Contrary to expectation, Carl Casper (Favreau) does not lose weight or earn millions of his own; instead he maxes out credit cards and gets all his boosts from friends, but he’ll happily live out his dreams anyway, because if you’re smart enough to figure out how to love your brilliant/adorable son (Emjay Anthony) and super hot ex-wife (Sofia Vergara) you should be smart enough to see you have it all. Carl's hard headedness makes it fun to watch him suffer indignities; taking a used taco truck from his ex-wife’s first husband (Robert Downey Jr.) is satisfyingly slimy. Unlike the indie films that trade on their artfulness, this scrubby little celeb-fest is selling warm fuzzies and food comas, but it wants you to remember your family is your rock and not your anchor. It's flexible about a lot of points, but on that point it won't compromise.

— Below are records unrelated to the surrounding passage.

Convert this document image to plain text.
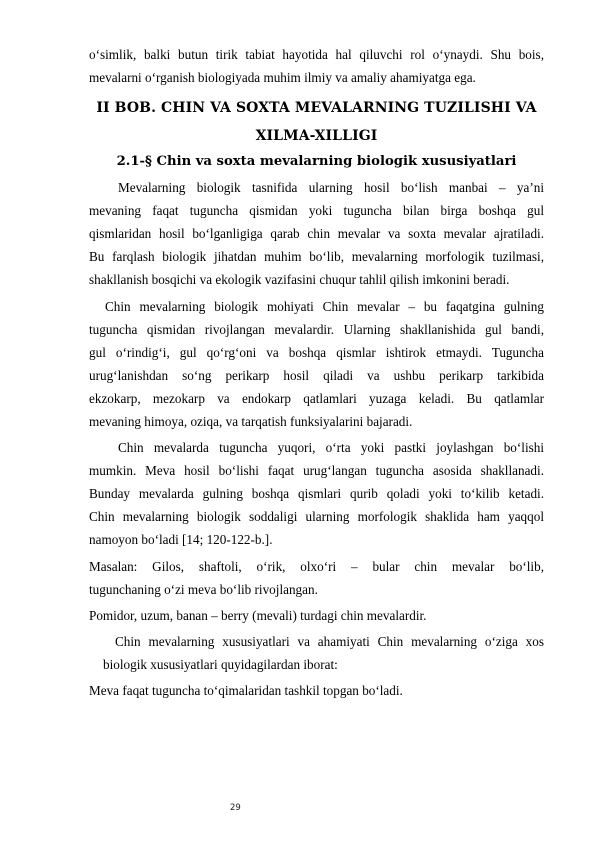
o‘simlik, balki butun tirik tabiat hayotida hal qiluvchi rol o‘ynaydi. Shu bois,
mevalarni o‘rganish biologiyada muhim ilmiy va amaliy ahamiyatga ega.
II BOB. CHIN VA SOXTA MEVALARNING TUZILISHI VA
XILMA-XILLIGI
2.1-§ Chin va soxta mevalarning biologik xususiyatlari
Mevalarning biologik tasnifida ularning hosil bo‘lish manbai – ya’ni
mevaning faqat tuguncha qismidan yoki tuguncha bilan birga boshqa gul
qismlaridan hosil bo‘lganligiga qarab chin mevalar va soxta mevalar ajratiladi.
Bu farqlash biologik jihatdan muhim bo‘lib, mevalarning morfologik tuzilmasi,
shakllanish bosqichi va ekologik vazifasini chuqur tahlil qilish imkonini beradi.
Chin mevalarning biologik mohiyati Chin mevalar – bu faqatgina gulning
tuguncha qismidan rivojlangan mevalardir. Ularning shakllanishida gul bandi,
gul o‘rindig‘i, gul qo‘rg‘oni va boshqa qismlar ishtirok etmaydi. Tuguncha
urug‘lanishdan so‘ng perikarp hosil qiladi va ushbu perikarp tarkibida
ekzokarp, mezokarp va endokarp qatlamlari yuzaga keladi. Bu qatlamlar
mevaning himoya, oziqa, va tarqatish funksiyalarini bajaradi.
Chin mevalarda tuguncha yuqori, o‘rta yoki pastki joylashgan bo‘lishi
mumkin. Meva hosil bo‘lishi faqat urug‘langan tuguncha asosida shakllanadi.
Bunday mevalarda gulning boshqa qismlari qurib qoladi yoki to‘kilib ketadi.
Chin mevalarning biologik soddaligi ularning morfologik shaklida ham yaqqol
namoyon bo‘ladi [14; 120-122-b.].
Masalan: Gilos, shaftoli, o‘rik, olxo‘ri – bular chin mevalar bo‘lib,
tugunchaning o‘zi meva bo‘lib rivojlangan.
Pomidor, uzum, banan – berry (mevali) turdagi chin mevalardir.
Chin mevalarning xususiyatlari va ahamiyati Chin mevalarning o‘ziga xos
biologik xususiyatlari quyidagilardan iborat:
Meva faqat tuguncha to‘qimalaridan tashkil topgan bo‘ladi.
29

Surprisingly, Chef reminded me a lot of the Sex in the City movie. As Sarah Jessica Parker’s Carrie finally stared down her dream wedding and it imploded, her loved ones stopped their lives to help her escape her “MexiComa.” (The best line in that film was Samantha’s retort—Kim Cattrall isn’t in enough.) Carl, like Carrie, is resistant to the self-lessness of his supporters. It only makes sense that a man whose talent is cooking should have some skills to rally loved ones, but one becomes aware of how fleeting and thorny the possibility of human engagement is when your life-plan is in a state of regular peril. Carrie Bradshaw was a writer—her peril was always in process—Chef is no different in this, he’s a craftsman on who’s shoulders the show rides and no one really wants to give him the floor unless he promises to carry their agenda in with him. Ultimately, Carl’s success is immediate and temporary—he creates a sensation via food truck and social media—it’s a beginning and he’s jumping without a fiscal net. How equally American and ephemeral.

Instead of throwing money at young women or fast cars, this midlife crisis is paved with BBQ brisket, Cubano sandwiches and the comforting promise that if you live like you love balance comes naturally. Yeah, Chef is a critic-proof, for more reasons than the food.